The first one has 5 power outlets in plain sight, but apparently they ne marche pas.  Ah well, no juice, no customer. Too bad, because this was a creperie and I've wanted a nice crepe all day long.  I walk over to the 2nd restaurant across the street.  There is an outlet, it works, and I'm allowed to use it.  Now for food. I inquire whether this restaurant serves food.  No. Except, I could have a Croque Monsieur

By now I don’t even care anymore what that is and I order it because I am starving and it is 6pm.  It arrives. It’s just like a Hong Kong style sandwich, just with the crust left on and toasted ;-). But it leaves me with one question:  Do the French EVER eat?  
Anyway, I’m not 100% sure the battery is really charging (Did I blow a house fuse?0. A check of this morning’s Google Maps reveals that I’m still at least 10 kms away from my hotel (it is 6:45 pm by now).  The Croque Monsieur doesn’t really qualify as food after cycling 90 km and while it was actually quite yummy, I don’t want to order another one.

I find Restaurant # 4.  The only serve Croque Mme and Croque Msr.  What has happened to France???  I keep cycling towards my destination, with not enough juice in my battery to get me there, past another closed-down restaurant.  Wow. Things are not well in this part of the country.
Then, as the last building (shack?) of the village, I see the one that had advertised at the other end of the town.  Only, it had said pizza on that sign across town. I order one.

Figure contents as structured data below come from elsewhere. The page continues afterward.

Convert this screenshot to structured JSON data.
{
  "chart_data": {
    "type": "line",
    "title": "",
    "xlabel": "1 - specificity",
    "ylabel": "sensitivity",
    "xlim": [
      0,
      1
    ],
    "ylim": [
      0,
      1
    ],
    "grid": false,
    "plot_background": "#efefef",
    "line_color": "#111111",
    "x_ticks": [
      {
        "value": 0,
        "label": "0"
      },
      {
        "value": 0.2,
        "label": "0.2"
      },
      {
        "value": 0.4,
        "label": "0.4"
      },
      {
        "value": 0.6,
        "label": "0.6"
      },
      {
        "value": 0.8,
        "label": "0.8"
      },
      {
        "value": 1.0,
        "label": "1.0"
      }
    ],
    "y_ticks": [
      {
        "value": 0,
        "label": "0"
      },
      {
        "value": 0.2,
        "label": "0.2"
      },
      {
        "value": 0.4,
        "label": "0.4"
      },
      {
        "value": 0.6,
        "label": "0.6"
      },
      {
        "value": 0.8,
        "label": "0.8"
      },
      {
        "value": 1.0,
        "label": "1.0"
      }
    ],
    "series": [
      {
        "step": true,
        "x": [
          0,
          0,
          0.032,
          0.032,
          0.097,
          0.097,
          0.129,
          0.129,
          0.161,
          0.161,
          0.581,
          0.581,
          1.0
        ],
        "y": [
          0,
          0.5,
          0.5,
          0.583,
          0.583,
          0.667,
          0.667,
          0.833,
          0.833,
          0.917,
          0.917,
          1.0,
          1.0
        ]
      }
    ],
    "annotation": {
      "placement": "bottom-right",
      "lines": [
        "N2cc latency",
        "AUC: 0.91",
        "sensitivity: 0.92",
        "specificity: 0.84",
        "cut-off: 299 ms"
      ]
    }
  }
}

And another quart de rose.  And I plug in both my battery and my laptop (It’s amazing how much juice travelling against the wind for 100 km really takes).  This place is popular with the non-tourist crowd. People arrive and shake everyone’s hand (fortunately not mine this time, because they’re in definite need of a wash by now). No one eats, except me. Strange country.

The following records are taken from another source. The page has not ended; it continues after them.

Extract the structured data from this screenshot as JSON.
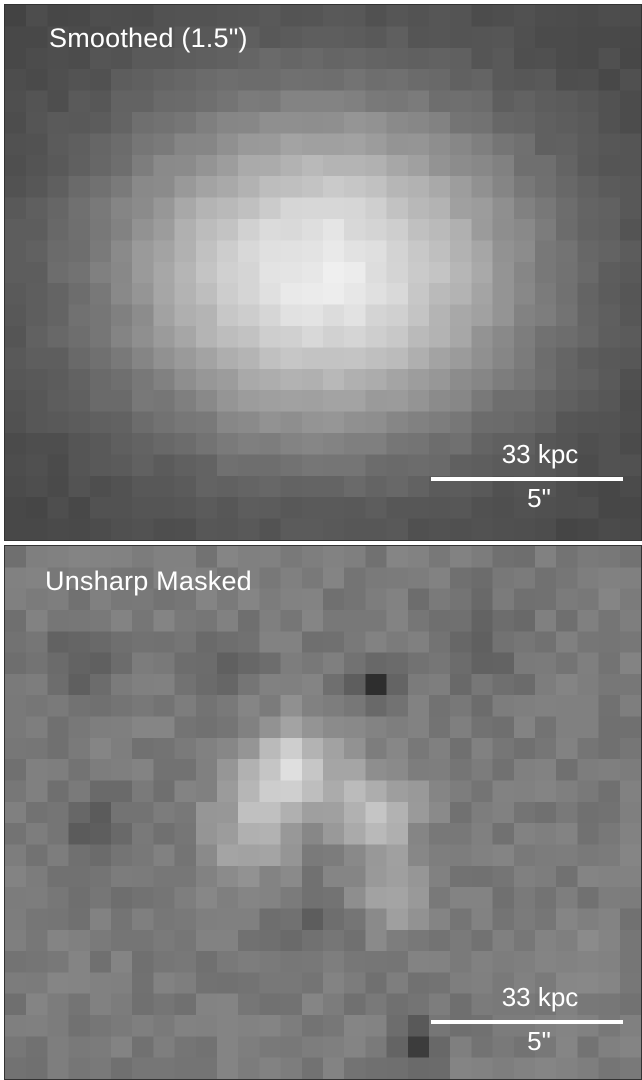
{
  "panels": {
    "top": {
      "title": "Smoothed (1.5\")",
      "scale_physical": "33 kpc",
      "scale_angular": "5\""
    },
    "bottom": {
      "title": "Unsharp Masked",
      "scale_physical": "33 kpc",
      "scale_angular": "5\""
    }
  },
  "colors": {
    "scale_bar": "#ffffff",
    "label_text": "#ffffff",
    "border": "#333333"
  }
}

Someone told the happily-chubby woman that I don’t speak French, because she says “La Pizza, dix minutes” while sticking all her 10 fingers towards me.  If I really spoke NO French, I’d be scared by now of eating what is obviously being cooked by a witch ;-)

Suddenly my nose goes WOW.  The owner of the pub is smoking a cigarillo behind his bar counter.  Finally!  If you don’t like it you can leave. I happen to like that smell; goes well with the rose ;-)

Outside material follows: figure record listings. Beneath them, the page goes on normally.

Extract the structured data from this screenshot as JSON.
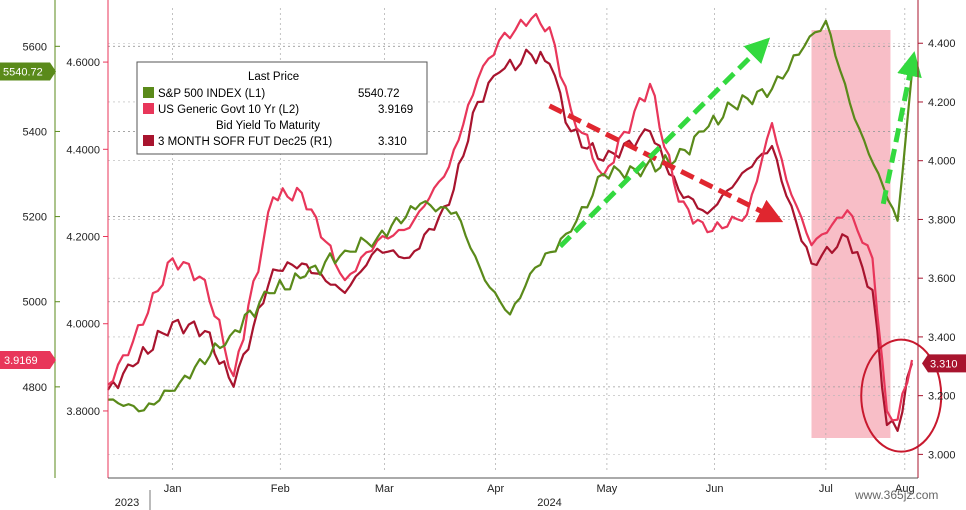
{
  "chart_data": {
    "type": "line",
    "x_start": "2023-12-29",
    "x_end": "2024-08-09",
    "months": [
      {
        "label": "Jan",
        "date": "2024-01-16"
      },
      {
        "label": "Feb",
        "date": "2024-02-15"
      },
      {
        "label": "Mar",
        "date": "2024-03-15"
      },
      {
        "label": "Apr",
        "date": "2024-04-15"
      },
      {
        "label": "May",
        "date": "2024-05-16"
      },
      {
        "label": "Jun",
        "date": "2024-06-15"
      },
      {
        "label": "Jul",
        "date": "2024-07-16"
      },
      {
        "label": "Aug",
        "date": "2024-08-07"
      }
    ],
    "year_labels": [
      {
        "label": "2023",
        "date": "2024-01-01"
      },
      {
        "label": "2024",
        "date": "2024-04-30"
      }
    ],
    "axis_L1": {
      "ticks": [
        "4800",
        "5000",
        "5200",
        "5400",
        "5600"
      ],
      "range": [
        4600,
        5690
      ]
    },
    "axis_L2": {
      "ticks": [
        "3.8000",
        "4.0000",
        "4.2000",
        "4.4000",
        "4.6000"
      ],
      "range": [
        3.66,
        4.724
      ]
    },
    "axis_R1": {
      "ticks": [
        "3.000",
        "3.200",
        "3.400",
        "3.600",
        "3.800",
        "4.000",
        "4.200",
        "4.400"
      ],
      "range": [
        2.94,
        4.52
      ]
    },
    "legend": {
      "title": "Last Price",
      "entries": [
        {
          "name": "S&P 500 INDEX  (L1)",
          "value": "5540.72",
          "color": "#5a8a1a"
        },
        {
          "name": "US Generic Govt 10 Yr  (L2)",
          "value": "3.9169",
          "color": "#e8365a"
        },
        {
          "name": "3 MONTH SOFR FUT Dec25  (R1)",
          "value": "3.310",
          "color": "#a8142e"
        }
      ],
      "subtitle": "Bid Yield To Maturity"
    },
    "badges": {
      "L1": "5540.72",
      "L2": "3.9169",
      "R1": "3.310"
    },
    "series": [
      {
        "name": "S&P 500 INDEX  (L1)",
        "axis": "L1",
        "color": "#5a8a1a",
        "x": [
          "2023-12-29",
          "2024-01-08",
          "2024-01-18",
          "2024-02-01",
          "2024-02-12",
          "2024-02-22",
          "2024-03-04",
          "2024-03-13",
          "2024-03-25",
          "2024-04-04",
          "2024-04-12",
          "2024-04-19",
          "2024-04-26",
          "2024-05-06",
          "2024-05-15",
          "2024-05-24",
          "2024-06-04",
          "2024-06-12",
          "2024-06-20",
          "2024-07-01",
          "2024-07-10",
          "2024-07-16",
          "2024-07-24",
          "2024-08-05",
          "2024-08-09"
        ],
        "values": [
          4770,
          4745,
          4810,
          4920,
          5020,
          5060,
          5120,
          5150,
          5230,
          5210,
          5050,
          4970,
          5080,
          5165,
          5300,
          5310,
          5330,
          5400,
          5460,
          5500,
          5600,
          5660,
          5430,
          5190,
          5540
        ]
      },
      {
        "name": "US Generic Govt 10 Yr  (L2)",
        "axis": "L2",
        "color": "#e8365a",
        "x": [
          "2023-12-29",
          "2024-01-05",
          "2024-01-16",
          "2024-01-25",
          "2024-02-02",
          "2024-02-13",
          "2024-02-21",
          "2024-03-04",
          "2024-03-13",
          "2024-03-22",
          "2024-04-02",
          "2024-04-10",
          "2024-04-16",
          "2024-04-25",
          "2024-04-30",
          "2024-05-06",
          "2024-05-15",
          "2024-05-28",
          "2024-06-05",
          "2024-06-13",
          "2024-06-24",
          "2024-07-01",
          "2024-07-05",
          "2024-07-12",
          "2024-07-22",
          "2024-07-29",
          "2024-08-02",
          "2024-08-05",
          "2024-08-09"
        ],
        "values": [
          3.86,
          3.96,
          4.15,
          4.1,
          3.88,
          4.29,
          4.3,
          4.1,
          4.19,
          4.22,
          4.36,
          4.56,
          4.65,
          4.7,
          4.68,
          4.49,
          4.34,
          4.55,
          4.28,
          4.21,
          4.25,
          4.46,
          4.33,
          4.18,
          4.26,
          4.15,
          3.8,
          3.78,
          3.9169
        ]
      },
      {
        "name": "3 MONTH SOFR FUT Dec25  (R1)",
        "axis": "R1",
        "color": "#a8142e",
        "x": [
          "2023-12-29",
          "2024-01-05",
          "2024-01-16",
          "2024-01-25",
          "2024-02-02",
          "2024-02-13",
          "2024-02-21",
          "2024-03-04",
          "2024-03-13",
          "2024-03-22",
          "2024-04-02",
          "2024-04-10",
          "2024-04-16",
          "2024-04-25",
          "2024-04-30",
          "2024-05-06",
          "2024-05-15",
          "2024-05-28",
          "2024-06-05",
          "2024-06-13",
          "2024-06-24",
          "2024-07-01",
          "2024-07-05",
          "2024-07-12",
          "2024-07-22",
          "2024-07-29",
          "2024-08-02",
          "2024-08-05",
          "2024-08-09"
        ],
        "values": [
          3.22,
          3.3,
          3.45,
          3.42,
          3.23,
          3.63,
          3.65,
          3.55,
          3.7,
          3.67,
          3.85,
          4.2,
          4.3,
          4.36,
          4.33,
          4.1,
          4.0,
          4.1,
          3.9,
          3.82,
          3.97,
          4.05,
          3.88,
          3.65,
          3.74,
          3.56,
          3.1,
          3.08,
          3.31
        ]
      }
    ],
    "annotations": [
      {
        "type": "shaded",
        "from": "2024-07-12",
        "to": "2024-08-03",
        "color": "#f7b3bd"
      },
      {
        "type": "ellipse",
        "center_date": "2024-08-06",
        "center_R1": 3.2,
        "color": "#c8192e"
      },
      {
        "type": "arrow",
        "color": "#e0262f",
        "from": [
          "2024-04-30",
          5460,
          "L1"
        ],
        "to": [
          "2024-07-01",
          5200,
          "L1"
        ]
      },
      {
        "type": "arrow",
        "color": "#33d93f",
        "from": [
          "2024-05-03",
          5130,
          "L1"
        ],
        "to": [
          "2024-06-28",
          5600,
          "L1"
        ]
      },
      {
        "type": "arrow",
        "color": "#33d93f",
        "from": [
          "2024-08-01",
          5230,
          "L1"
        ],
        "to": [
          "2024-08-09",
          5560,
          "L1"
        ]
      }
    ],
    "grid": true,
    "legend_position": "top-left"
  },
  "watermark": "www.365jz.com"
}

The pizza I ordered arrives. It is HUGE, nothing like the tiny picture on the diminutive menu.  I ordered a Kebab pizza, and WOW does it have flavour.  There is France again. I'm in a tiny shack with a smoking owner in a village going downhill fast and I get the best pizza I’ve had in years (Eike: Your dough is better but those toppings are just soooo je ne sais quoi ;-).  All I’m sure about is crème fraiche and un-pitted black olives (those pitted black olives from a can surely are Lucifer’s doing).

10 kms left turn into 15 kms because I can't find the friggin Bed&Breakfast. All my computers loose their maps (not the time to crash your laptop) and I keep cycling back and forth through this village. The only two people I see must be the village idiots because they have NO IDEA (this village maybe has 500 people and 1 B&B, how hard can it be?)  It would be a lot easier if the B&B had put some signs up !!! 
The battery is running very low again. There is NOTHING here to recharge it. They must have heard me swear for miles when I head towards Abbeville, the nearest big town with the intention to just crash in the first hotel I find.  The first one I find is actually only 1 km away, an old run-down motel at the local tiny airport (fly in, meet your mistress, fly out).  I don't care anymore.  I sleep.